Traumatic brain injury (TBI) is a devastating health problem based on its high incidence, economic burden, and lack of effective pharmacological treatment. Individuals who suffer an injury often experience lifelong disability. TBI results in abrupt, initial cell damage leading to delayed neuronal death. The calcium-activated proteases, calpains, are known to contribute to this secondary neurodegenerative cascade. Prolonged activation of calpains results in proteolysis of numerous cellular substrates including cytoskeletal components, membrane receptors, and cytosolic proteins, contributing to cell demise despite coincident expression of calpastatin, the specific inhibitor of calpains.

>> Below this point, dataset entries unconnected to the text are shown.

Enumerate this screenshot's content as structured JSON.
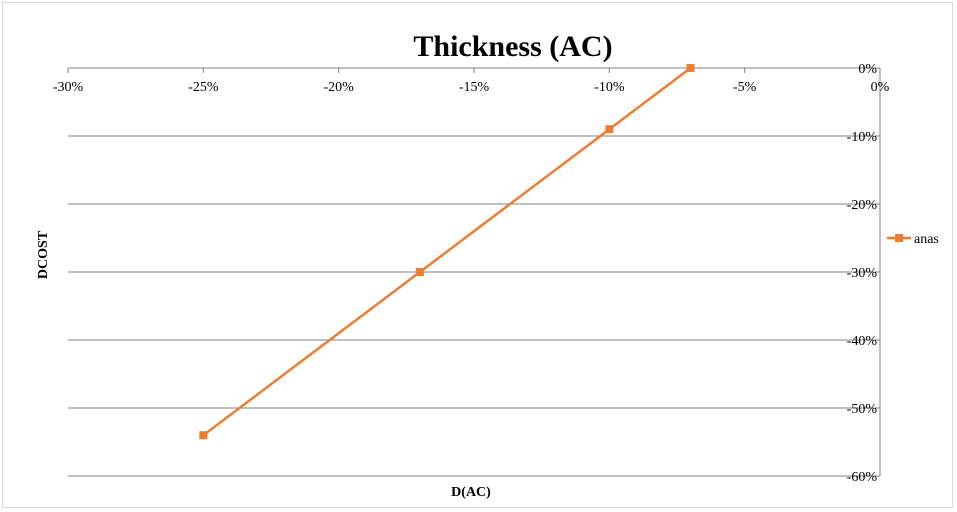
{
  "chart_data": {
    "type": "line",
    "title": "Thickness (AC)",
    "xlabel": "D(AC)",
    "ylabel": "DCOST",
    "xlim": [
      -0.3,
      0.0
    ],
    "ylim": [
      -0.6,
      0.0
    ],
    "x_ticks": [
      -0.3,
      -0.25,
      -0.2,
      -0.15,
      -0.1,
      -0.05,
      0.0
    ],
    "x_tick_labels": [
      "-30%",
      "-25%",
      "-20%",
      "-15%",
      "-10%",
      "-5%",
      "0%"
    ],
    "y_ticks": [
      0.0,
      -0.1,
      -0.2,
      -0.3,
      -0.4,
      -0.5,
      -0.6
    ],
    "y_tick_labels": [
      "0%",
      "-10%",
      "-20%",
      "-30%",
      "-40%",
      "-50%",
      "-60%"
    ],
    "grid": "horizontal",
    "legend_position": "right",
    "series": [
      {
        "name": "anas",
        "color": "#ED7D31",
        "marker": "square",
        "x": [
          -0.25,
          -0.17,
          -0.1,
          -0.07
        ],
        "y": [
          -0.54,
          -0.3,
          -0.09,
          0.0
        ]
      }
    ]
  }
}
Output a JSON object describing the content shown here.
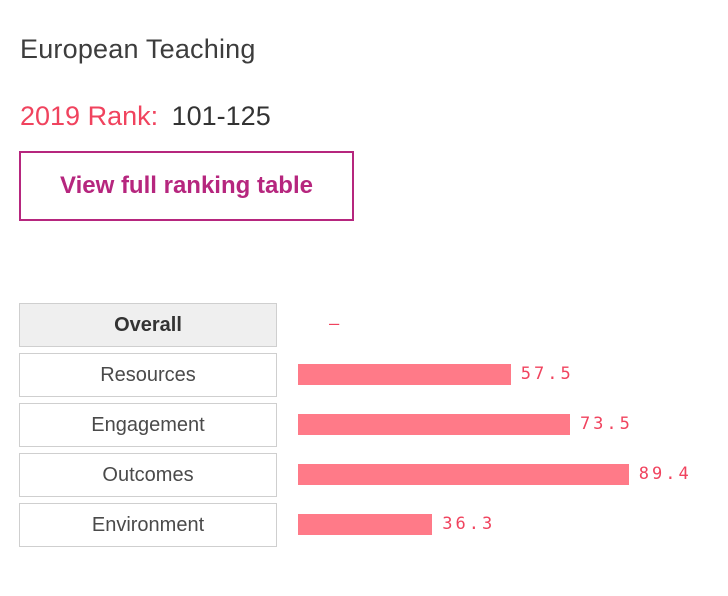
{
  "header": {
    "title": "European Teaching",
    "rank_label": "2019 Rank:",
    "rank_value": "101-125"
  },
  "cta": {
    "label": "View full ranking table"
  },
  "metrics": [
    {
      "label": "Overall",
      "value_text": "–",
      "score": null,
      "active": true
    },
    {
      "label": "Resources",
      "value_text": "57.5",
      "score": 57.5,
      "active": false
    },
    {
      "label": "Engagement",
      "value_text": "73.5",
      "score": 73.5,
      "active": false
    },
    {
      "label": "Outcomes",
      "value_text": "89.4",
      "score": 89.4,
      "active": false
    },
    {
      "label": "Environment",
      "value_text": "36.3",
      "score": 36.3,
      "active": false
    }
  ],
  "colors": {
    "accent": "#f0435e",
    "bar": "#ff7a88",
    "button": "#b6267e"
  }
}
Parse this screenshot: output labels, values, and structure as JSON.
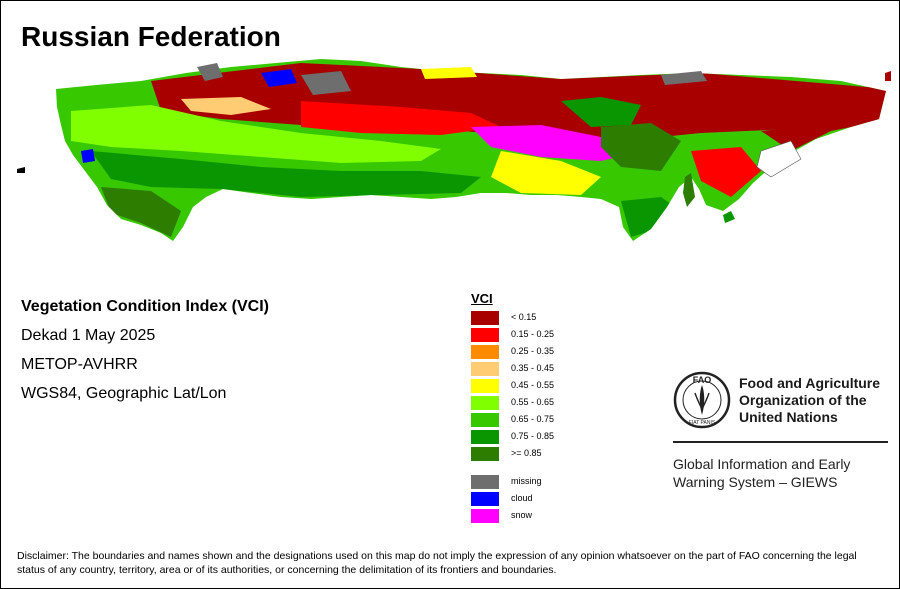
{
  "title": "Russian Federation",
  "info": {
    "index_name": "Vegetation Condition Index (VCI)",
    "period": "Dekad 1 May 2025",
    "sensor": "METOP-AVHRR",
    "projection": "WGS84, Geographic Lat/Lon"
  },
  "legend": {
    "title": "VCI",
    "classes": [
      {
        "label": "< 0.15",
        "color": "#a80000"
      },
      {
        "label": "0.15 - 0.25",
        "color": "#ff0000"
      },
      {
        "label": "0.25 - 0.35",
        "color": "#ff8c00"
      },
      {
        "label": "0.35 - 0.45",
        "color": "#ffcc73"
      },
      {
        "label": "0.45 - 0.55",
        "color": "#ffff00"
      },
      {
        "label": "0.55 - 0.65",
        "color": "#7fff00"
      },
      {
        "label": "0.65 - 0.75",
        "color": "#38c800"
      },
      {
        "label": "0.75 - 0.85",
        "color": "#0a9600"
      },
      {
        "label": ">= 0.85",
        "color": "#2d7d00"
      }
    ],
    "special": [
      {
        "label": "missing",
        "color": "#6e6e6e"
      },
      {
        "label": "cloud",
        "color": "#0000ff"
      },
      {
        "label": "snow",
        "color": "#ff00ff"
      }
    ]
  },
  "organization": {
    "logo_icon": "fao-logo-icon",
    "logo_text": "FAO",
    "logo_motto": "FIAT PANIS",
    "name_lines": [
      "Food and Agriculture",
      "Organization of the",
      "United Nations"
    ]
  },
  "system": {
    "name_lines": [
      "Global Information and Early",
      "Warning System – GIEWS"
    ]
  },
  "disclaimer": "Disclaimer: The boundaries and names shown and the designations used on this map do not imply the expression of any opinion whatsoever on the part of FAO concerning the legal status of any country, territory, area or of its authorities, or concerning the delimitation of its frontiers and boundaries."
}
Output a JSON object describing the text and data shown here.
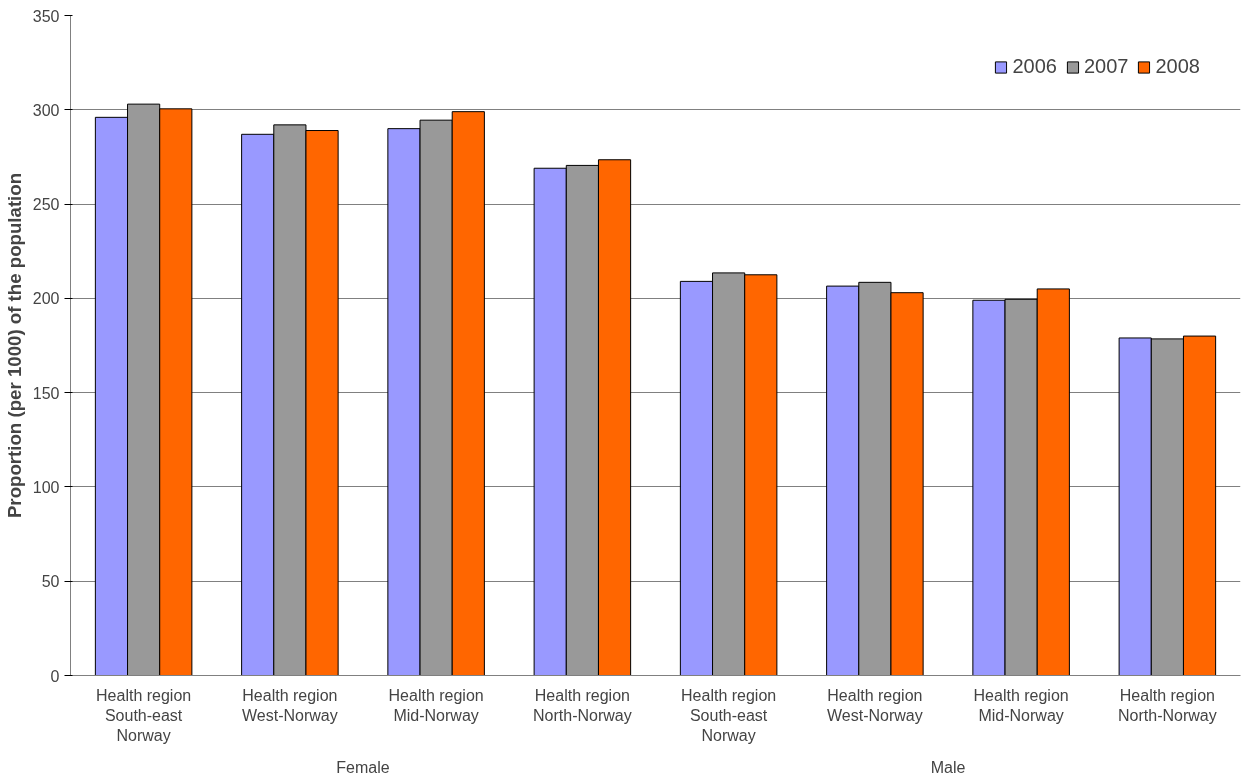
{
  "chart_data": {
    "type": "bar",
    "ylabel": "Proportion (per 1000) of the population",
    "categories": [
      "Health region South-east Norway",
      "Health region West-Norway",
      "Health region Mid-Norway",
      "Health region North-Norway",
      "Health region South-east Norway",
      "Health region West-Norway",
      "Health region Mid-Norway",
      "Health region North-Norway"
    ],
    "annotations": [
      "Female",
      "Male"
    ],
    "series": [
      {
        "name": "2006",
        "color": "#9999ff",
        "values": [
          296,
          287,
          290,
          269,
          209,
          206.5,
          199,
          179
        ]
      },
      {
        "name": "2007",
        "color": "#999999",
        "values": [
          303,
          292,
          294.5,
          270.5,
          213.5,
          208.5,
          199.5,
          178.5
        ]
      },
      {
        "name": "2008",
        "color": "#ff6600",
        "values": [
          300.5,
          289,
          299,
          273.5,
          212.5,
          203,
          205,
          180
        ]
      }
    ],
    "ylim": [
      0,
      350
    ],
    "yticks": [
      0,
      50,
      100,
      150,
      200,
      250,
      300,
      350
    ],
    "grid": "y",
    "legend": "top right"
  }
}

A comprehensive analysis using two separate calpastatin transgenic mouse lines was performed to test the hypothesis that calpastatin overexpression will reduce posttraumatic calpain activity affording neuroprotection and behavioral efficacy. Increased calpastatin expression was achieved using transgenic mice that overexpress the human calpastatin (hCAST) construct under control of a neuron-specific calcium-calmodulin dependent kinase II alpha or a ubiquitous prion protein promoter. Both transgenic lines exhibited enhanced calpastatin expression within the brain, extending into peripheral tissues under the prion protein promoter. hCAST overexpression significantly reduced protease activity confirmed by reductions in acute calpain-mediated substrate proteolysis in the cortex and hippocampus following controlled cortical impact brain injury. Aspects of posttraumatic motor and cognitive behavioral deficits were also lessened in hCAST transgenic mice compared to their wildtype littermates. However, volumetric analyses of neocortical contusion revealed no histological neuroprotection at either acute or long-term time points in either transgenic line. Partial hippocampal neuroprotection observed at a moderate injury severity in neuron-specific calpastatin overexpressing transgenic mice was lost after severe TBI. Greater levels of calpastatin under the prion protein promoter line failed to protect against hippocampal cell loss after severe brain injury. This study underscores the effectiveness of calpastatin overexpression in reducing calpain-mediated proteolysis and behavioral impairment after TBI, supporting the therapeutic potential for calpain inhibition. However, the reduction in proteolysis without accompanied neocortical neuroprotection suggests the involvement of other factors that are critical for neuronal survival after contusion brain injury. Augmenting calpastatin levels may be an effective method for calpain inhibition and may have efficacy in reducing behavioral morbidity after TBI and neurodegenerative disorders.